Ant(Dude) @ Quality Foraged Links (AQFL.net) & The Ant Farm (antfarm.ma.cx / antfarm.home.dhs.org).
A PC with a capture card (I don't care what the hardware is) will never match DirecTIVO for quality. Reason is that the DirecTIVO is recording (and playing back) the exact same digital stream that it's receiving from the dish.
To recording ANYTHING off of the dish (DirecTV or Dish Network) with a PC is going to require: A) the satellite receiver decompressing the video, B) converting to an analog signal, then C) capturing the analog video back to a digital format and D) recompressing the captured video.
Even with S-Video connecting your receiver to your PC, you still are going to be recompressing a digital version of an analog source that came from an already compressed digital video.
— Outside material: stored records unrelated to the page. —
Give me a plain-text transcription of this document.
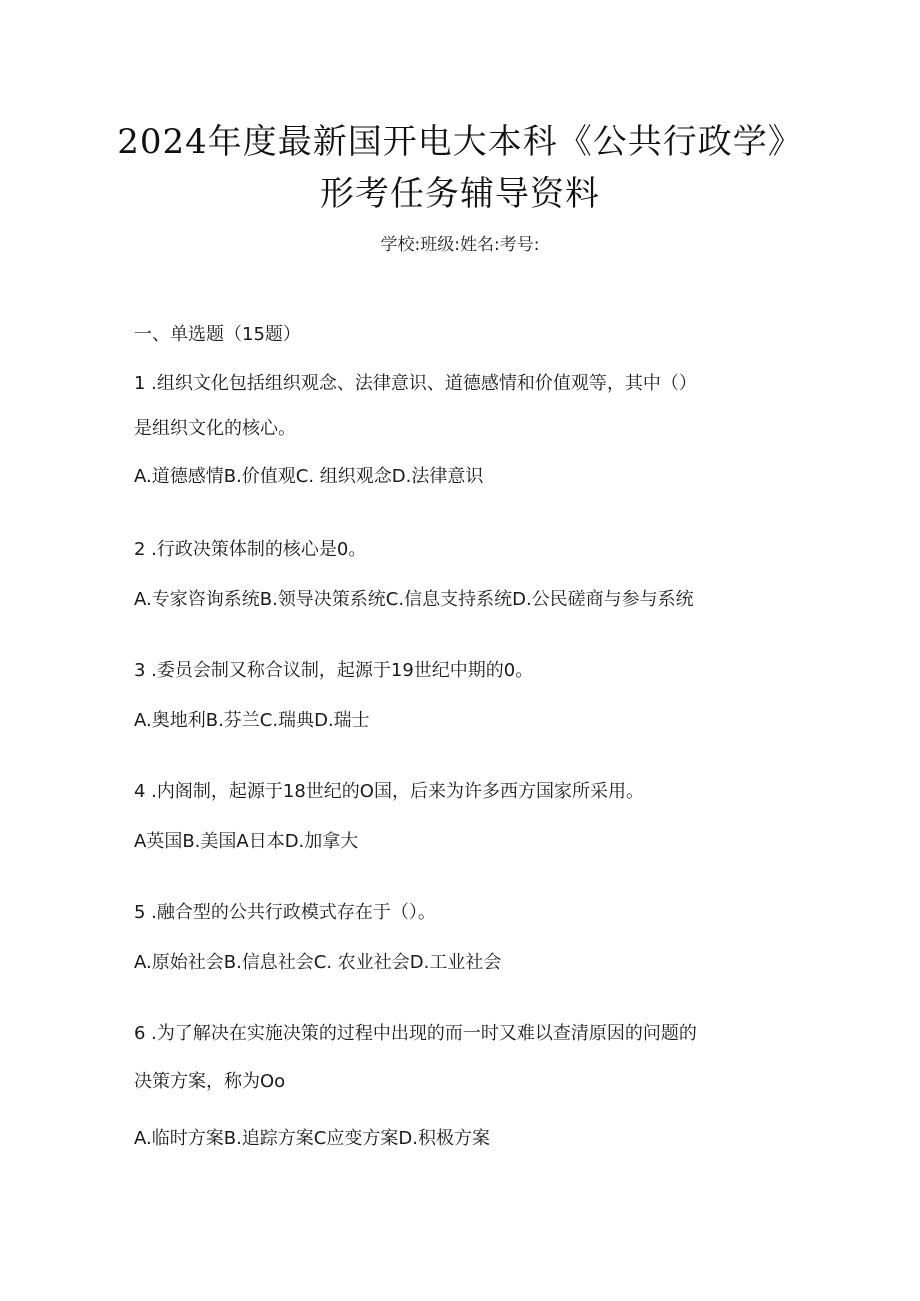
2024年度最新国开电大本科《公共行政学》
形考任务辅导资料
学校:班级:姓名:考号:
一、单选题（15题）
1 .组织文化包括组织观念、法律意识、道德感情和价值观等，其中（）
是组织文化的核心。
A.道德感情B.价值观C. 组织观念D.法律意识
2 .行政决策体制的核心是0。
A.专家咨询系统B.领导决策系统C.信息支持系统D.公民磋商与参与系统
3 .委员会制又称合议制，起源于19世纪中期的0。
A.奥地利B.芬兰C.瑞典D.瑞士
4 .内阁制，起源于18世纪的O国，后来为许多西方国家所采用。
A英国B.美国A日本D.加拿大
5 .融合型的公共行政模式存在于（）。
A.原始社会B.信息社会C. 农业社会D.工业社会
6 .为了解决在实施决策的过程中出现的而一时又难以查清原因的问题的
决策方案，称为Oo
A.临时方案B.追踪方案C应变方案D.积极方案
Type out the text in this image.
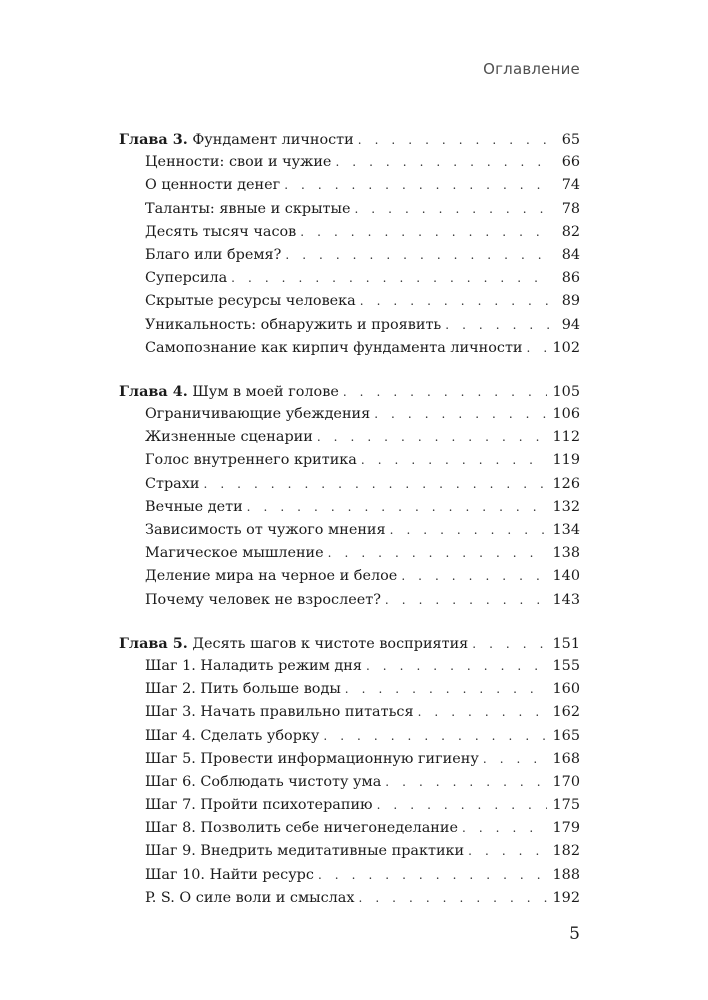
Оглавление
Глава 3. Фундамент личности . . .	65
Ценности: свои и чужие . . .	66
О ценности денег . . .	74
Таланты: явные и скрытые . . .	78
Десять тысяч часов . . .	82
Благо или бремя? . . .	84
Суперсила . . .	86
Скрытые ресурсы человека . . .	89
Уникальность: обнаружить и проявить . . .	94
Самопознание как кирпич фундамента личности . . . 102
Глава 4. Шум в моей голове . . .	105
Ограничивающие убеждения . . .	106
Жизненные сценарии . . .	112
Голос внутреннего критика . . .	119
Страхи . . .	126
Вечные дети . . .	132
Зависимость от чужого мнения . . .	134
Магическое мышление . . .	138
Деление мира на черное и белое . . .	140
Почему человек не взрослеет? . . .	143
Глава 5. Десять шагов к чистоте восприятия . . .	151
Шаг 1. Наладить режим дня . . .	155
Шаг 2. Пить больше воды . . .	160
Шаг 3. Начать правильно питаться . . .	162
Шаг 4. Сделать уборку . . .	165
Шаг 5. Провести информационную гигиену . . .	168
Шаг 6. Соблюдать чистоту ума . . .	170
Шаг 7. Пройти психотерапию . . .	175
Шаг 8. Позволить себе ничегонеделание . . .	179
Шаг 9. Внедрить медитативные практики . . .	182
Шаг 10. Найти ресурс . . .	188
P. S. О силе воли и смыслах . . .	192
5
For that matter as soon as I can get my hands on an HD DirecTIVO, I'll be set. The interface is great, there are plenty of great "add-ins" (i.e. hacks) for TIVO (including the ability to transfer the recorded video from the TIVO straight to your PC hard drive, then convert to MPEG2 directly. Must better solution......
GoldChain
MCE has community.
http://www.thegreenbutton.com
There are more sites like this as well.
well obviously CocoonTech.com ;) but both xpmce.com and thegreenbutton.com are some of the biggest sites dedicated to MCE, you can find a lot of cool stuff there, including hacks and such to add more functionality.